Saturday, May 18, 2013 | By: Elizabeth

Guest Post: Elizabeth vs. Miss Hudson

Ok, so, Brianna offered me the chance to do a guest post on her blog. Now, Brianna is epic, which makes her blog pretty epic, so really any posts on her blog should also be epic. I have to live up to transitive property.

(Am I off to an awesome start?)

In any case, I spent all day trying to figure out what I wanted to blog about. And while I was helping various students, I was struck by the realization that, while my friends know me as Elizabeth Hudson, they haven't met "Miss Hudson" -high school English teacher at Lowpoint-Washburn High School.  And just as my friends don't know Miss Hudson, my students don't know Elizabeth.

So who is Elizabeth, and who is Miss Hudson?

Elizabeth (n): 1). a reflective, introverted individual who opens up to people over an extended amount of time. 2) a middle child with a strange sense of humor but fantastic laugh. 3) a surprisingly morbid individual with more talents than what meets the eye. 4) an perceptive listener who weighs words wisely before offering advice. 5) a great lover of sleep, cats, books, and the color blue. 6) http://ehudson24.blogspot.com/ 7) me.

Miss Hudson (n): 1) first-year LWHS English teacher (10th-12th grade). 2) A supporter of dreams, artisan of intellect, and innovator of minds. 3) a weirdo with a creepy/awesome obsession with death, cats, and purple pens. 4) A beautiful individual in a skirt whom all the boys try to impress. See also: THE QUEEN. 5) A hilarious individual with a contagious laugh. 6) a stressed individual who tries to take everything in stride. 7) me.

And it's interesting to me to see the balance between the two.

(NOTE: I rarely if EVER refer to myself in the 3rd person, so don't judge me too harshly for the rest of this entry.)

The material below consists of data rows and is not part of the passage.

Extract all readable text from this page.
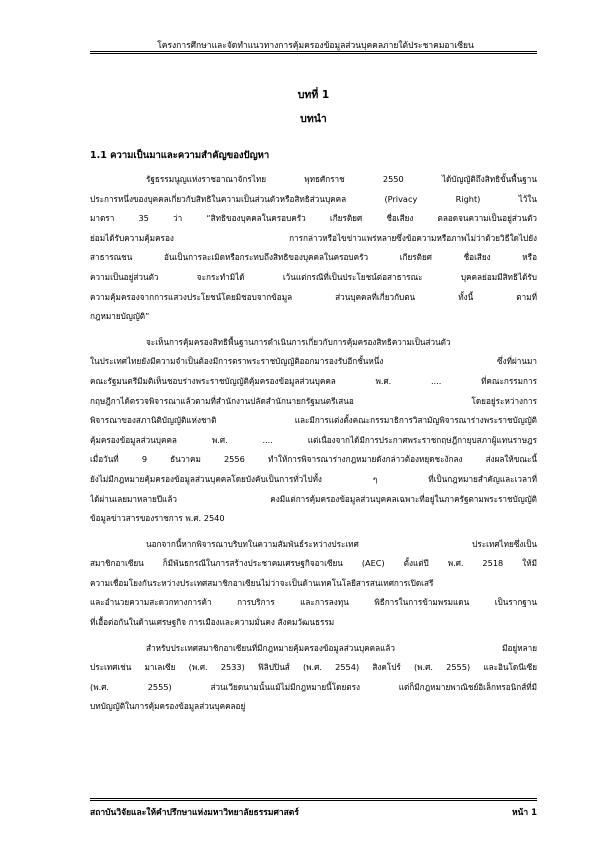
โครงการศึกษาและจัดทำแนวทางการคุ้มครองข้อมูลส่วนบุคคลภายใต้ประชาคมอาเซียน
บทที่ 1
บทนำ
1.1 ความเป็นมาและความสำคัญของปัญหา
รัฐธรรมนูญแห่งราชอาณาจักรไทย พุทธศักราช 2550 ได้บัญญัติถึงสิทธิขั้นพื้นฐาน
ประการหนึ่งของบุคคลเกี่ยวกับสิทธิในความเป็นส่วนตัวหรือสิทธิส่วนบุคคล (Privacy Right) ไว้ใน
มาตรา 35 ว่า “สิทธิของบุคคลในครอบครัว เกียรติยศ ชื่อเสียง ตลอดจนความเป็นอยู่ส่วนตัว
ย่อมได้รับความคุ้มครอง การกล่าวหรือไขข่าวแพร่หลายซึ่งข้อความหรือภาพไม่ว่าด้วยวิธีใดไปยัง
สาธารณชน อันเป็นการละเมิดหรือกระทบถึงสิทธิของบุคคลในครอบครัว เกียรติยศ ชื่อเสียง หรือ
ความเป็นอยู่ส่วนตัว จะกระทำมิได้ เว้นแต่กรณีที่เป็นประโยชน์ต่อสาธารณะ บุคคลย่อมมีสิทธิได้รับ
ความคุ้มครองจากการแสวงประโยชน์โดยมิชอบจากข้อมูล ส่วนบุคคลที่เกี่ยวกับตน ทั้งนี้ ตามที่
กฎหมายบัญญัติ”
จะเห็นการคุ้มครองสิทธิพื้นฐานการดำเนินการเกี่ยวกับการคุ้มครองสิทธิความเป็นส่วนตัว
ในประเทศไทยยังมีความจำเป็นต้องมีการตราพระราชบัญญัติออกมารองรับอีกชั้นหนึ่ง ซึ่งที่ผ่านมา
คณะรัฐมนตรีมีมติเห็นชอบร่างพระราชบัญญัติคุ้มครองข้อมูลส่วนบุคคล พ.ศ. .... ที่คณะกรรมการ
กฤษฎีกาได้ตรวจพิจารณาแล้วตามที่สำนักงานปลัดสำนักนายกรัฐมนตรีเสนอ โดยอยู่ระหว่างการ
พิจารณาของสภานิติบัญญัติแห่งชาติ และมีการแต่งตั้งคณะกรรมาธิการวิสามัญพิจารณาร่างพระราชบัญญัติ
คุ้มครองข้อมูลส่วนบุคคล พ.ศ. .... แต่เนื่องจากได้มีการประกาศพระราชกฤษฎีกายุบสภาผู้แทนราษฎร
เมื่อวันที่ 9 ธันวาคม 2556 ทำให้การพิจารณาร่างกฎหมายดังกล่าวต้องหยุดชะงักลง ส่งผลให้ขณะนี้
ยังไม่มีกฎหมายคุ้มครองข้อมูลส่วนบุคคลโดยบังคับเป็นการทั่วไปทั้ง ๆ ที่เป็นกฎหมายสำคัญและเวลาที่
ได้ผ่านเลยมาหลายปีแล้ว คงมีแต่การคุ้มครองข้อมูลส่วนบุคคลเฉพาะที่อยู่ในภาครัฐตามพระราชบัญญัติ
ข้อมูลข่าวสารของราชการ พ.ศ. 2540
นอกจากนี้หากพิจารณาบริบทในความสัมพันธ์ระหว่างประเทศ ประเทศไทยซึ่งเป็น
สมาชิกอาเซียน ก็มีพันธกรณีในการสร้างประชาคมเศรษฐกิจอาเซียน (AEC) ตั้งแต่ปี พ.ศ. 2518 ให้มี
ความเชื่อมโยงกันระหว่างประเทศสมาชิกอาเซียนไม่ว่าจะเป็นด้านเทคโนโลยีสารสนเทศการเปิดเสรี
และอำนวยความสะดวกทางการค้า การบริการ และการลงทุน พิธีการในการข้ามพรมแดน เป็นรากฐาน
ที่เอื้อต่อกันในด้านเศรษฐกิจ การเมืองและความมั่นคง สังคมวัฒนธรรม
สำหรับประเทศสมาชิกอาเซียนที่มีกฎหมายคุ้มครองข้อมูลส่วนบุคคลแล้ว มีอยู่หลาย
ประเทศเช่น มาเลเซีย (พ.ศ. 2533) ฟิลิปปินส์ (พ.ศ. 2554) สิงคโปร์ (พ.ศ. 2555) และอินโดนีเซีย
(พ.ศ. 2555) ส่วนเวียดนามนั้นแม้ไม่มีกฎหมายนี้โดยตรง แต่ก็มีกฎหมายพาณิชย์อิเล็กทรอนิกส์ที่มี
บทบัญญัติในการคุ้มครองข้อมูลส่วนบุคคลอยู่
สถาบันวิจัยและให้คำปรึกษาแห่งมหาวิทยาลัยธรรมศาสตร์	หน้า 1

I'm Elizabeth when I wake up and wish that I could still be sleeping. I stay in that mode while I put on make-up and dress professionally in preparation of being Miss Hudson (yes, I have purple and silver eye-shadow on, and hell DIDN'T freeze over. What. has. happened?!!??) The entire drive to school, I'm singing and waking up to my music, which brings me to the first clash of selves. Allow me to explain:

There is a male student who lives in Peoria with his mother, and has the same drive to school as I do. He's one of my favorites, but I'm fairly convinced that he has a crush on me (who tells their teacher that they "<3" them?). And since I'm still Elizabeth while driving to school, I find it really awkward to acknowledge his presence in any way. But since he's so used to Miss Hudson, capable of being beckoned simply by raising a hand, being ignored is totally weird...which is no doubt why he honked at me the other day. To get my attention. "I was waving like crazy but you were just singing away to your music with your little sunglasses on!" When he told me this, I smiled. What I didn't say was that I HAD noticed, but chose to speed up instead of wave back. (Which is why I also have to keep an eye out for cops as well as students).

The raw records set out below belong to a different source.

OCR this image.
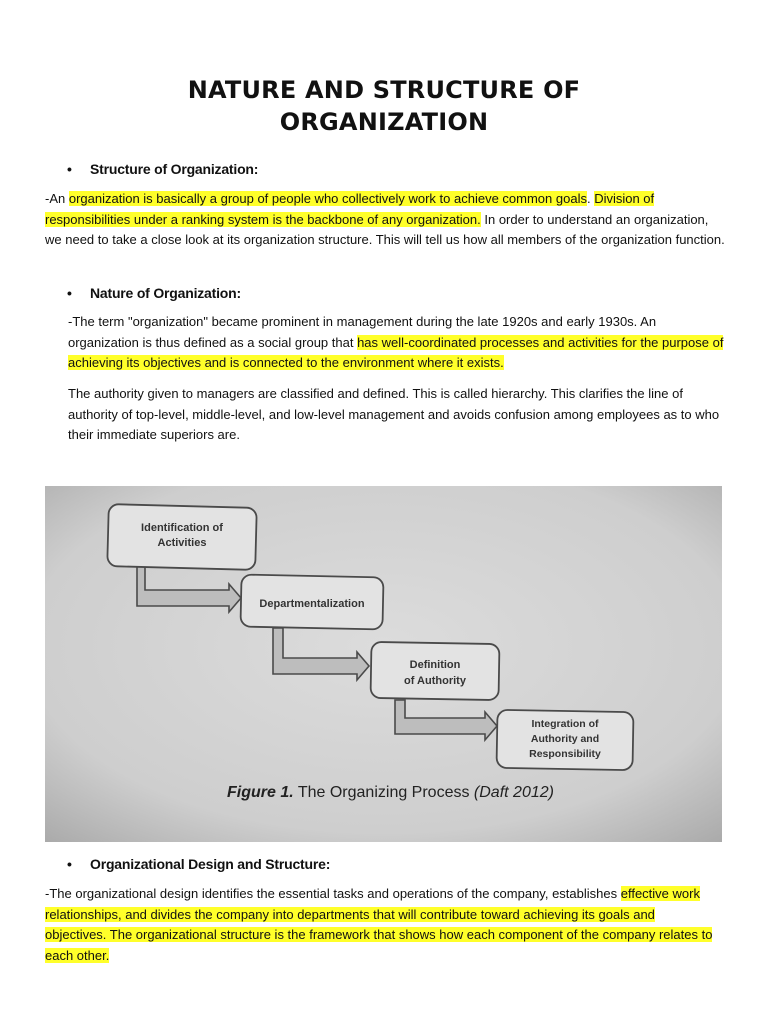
NATURE AND STRUCTURE OF
ORGANIZATION
• Structure of Organization:

-An organization is basically a group of people who collectively work to achieve common goals. Division of responsibilities under a ranking system is the backbone of any organization. In order to understand an organization, we need to take a close look at its organization structure. This will tell us how all members of the organization function.

• Nature of Organization:

-The term "organization" became prominent in management during the late 1920s and early 1930s. An organization is thus defined as a social group that has well-coordinated processes and activities for the purpose of achieving its objectives and is connected to the environment where it exists.

The authority given to managers are classified and defined. This is called hierarchy. This clarifies the line of authority of top-level, middle-level, and low-level management and avoids confusion among employees as to who their immediate superiors are.

Identification of
Activities
Departmentalization
Definition
of Authority
Integration of
Authority and
Responsibility
Figure 1. The Organizing Process (Daft 2012)
• Organizational Design and Structure:

-The organizational design identifies the essential tasks and operations of the company, establishes effective work relationships, and divides the company into departments that will contribute toward achieving its goals and objectives. The organizational structure is the framework that shows how each component of the company relates to each other.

This clash continues when I first get to school. The kids all stand in a line outside of the building before the bell rings at 7:50. They chat and mess around and whatnot...but they also have a tendency to STARE and maintain eye contact as you walk up towards the building. I find this to be especially true if I'm wearing a skirt or a dress. And, being an introvert, I like to have a little bit of time to mentally prepare for conversations. I can't tell you how many times a student has tried to greet me in the morning, only to get a half mumbled grunt back.

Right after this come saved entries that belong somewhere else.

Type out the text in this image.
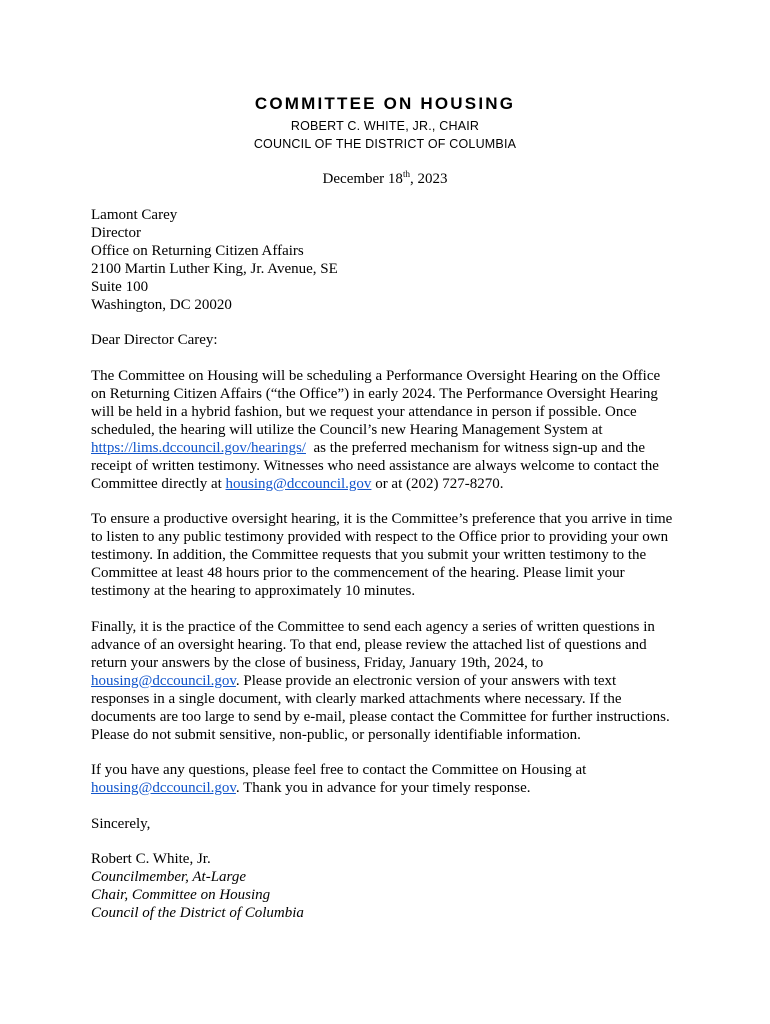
COMMITTEE ON HOUSING
ROBERT C. WHITE, JR., CHAIR
COUNCIL OF THE DISTRICT OF COLUMBIA
December 18th, 2023
Lamont Carey
Director
Office on Returning Citizen Affairs
2100 Martin Luther King, Jr. Avenue, SE
Suite 100
Washington, DC 20020
Dear Director Carey:
The Committee on Housing will be scheduling a Performance Oversight Hearing on the Office
on Returning Citizen Affairs (“the Office”) in early 2024. The Performance Oversight Hearing
will be held in a hybrid fashion, but we request your attendance in person if possible. Once
scheduled, the hearing will utilize the Council’s new Hearing Management System at
https://lims.dccouncil.gov/hearings/  as the preferred mechanism for witness sign-up and the
receipt of written testimony. Witnesses who need assistance are always welcome to contact the
Committee directly at housing@dccouncil.gov or at (202) 727-8270.
To ensure a productive oversight hearing, it is the Committee’s preference that you arrive in time
to listen to any public testimony provided with respect to the Office prior to providing your own
testimony. In addition, the Committee requests that you submit your written testimony to the
Committee at least 48 hours prior to the commencement of the hearing. Please limit your
testimony at the hearing to approximately 10 minutes.
Finally, it is the practice of the Committee to send each agency a series of written questions in
advance of an oversight hearing. To that end, please review the attached list of questions and
return your answers by the close of business, Friday, January 19th, 2024, to
housing@dccouncil.gov. Please provide an electronic version of your answers with text
responses in a single document, with clearly marked attachments where necessary. If the
documents are too large to send by e-mail, please contact the Committee for further instructions.
Please do not submit sensitive, non-public, or personally identifiable information.
If you have any questions, please feel free to contact the Committee on Housing at
housing@dccouncil.gov. Thank you in advance for your timely response.
Sincerely,
Robert C. White, Jr.
Councilmember, At-Large
Chair, Committee on Housing
Council of the District of Columbia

But the moment I enter my classroom, my domain, Miss Hudson is in control. Somehow I can make quick, witty comments on the fly. I can make small talk like none other. The boys try to impress me, the girls love talking to me, and they all try to make me laugh and smile (which, let's be honest, really isn't that hard). I make fun of myself, which they find fantastic. I'm patient and caring and genuinely concerned. They call me beautiful and a good teacher, and they truly believe it.


As of late,I believe it as well. It feels like my two selves are coming together as one. Maybe this is just what growing up and becoming an adult feels like. Teaching as Miss Hudson has done wonders for Elizabeth's self-esteem, which shouldn't surprise me as much as it does. My self and personality existed before I started teaching, so clearly it was in me all along.

I remember taking an education night class with a professor/high school teacher whom I wasn't too fond of during my time at IWU. What really destroyed my respect for her was a conversation in which she told me that she was surprised that I did so well in her class, since she thought I would be "too quiet" to become an effective teacher. And that's not the first time I've heard that comment. When I first applied to be a RA, I was put on the waiting list, because they didn't think that my personality was forceful enough to take control over a stressful situation.


If there's any point to my ramblings, I guess it's just this: don't underestimate the introvert. When they do finally speak, you'd best believe that they have something worth listening to.


And this introvert has had her voice all along.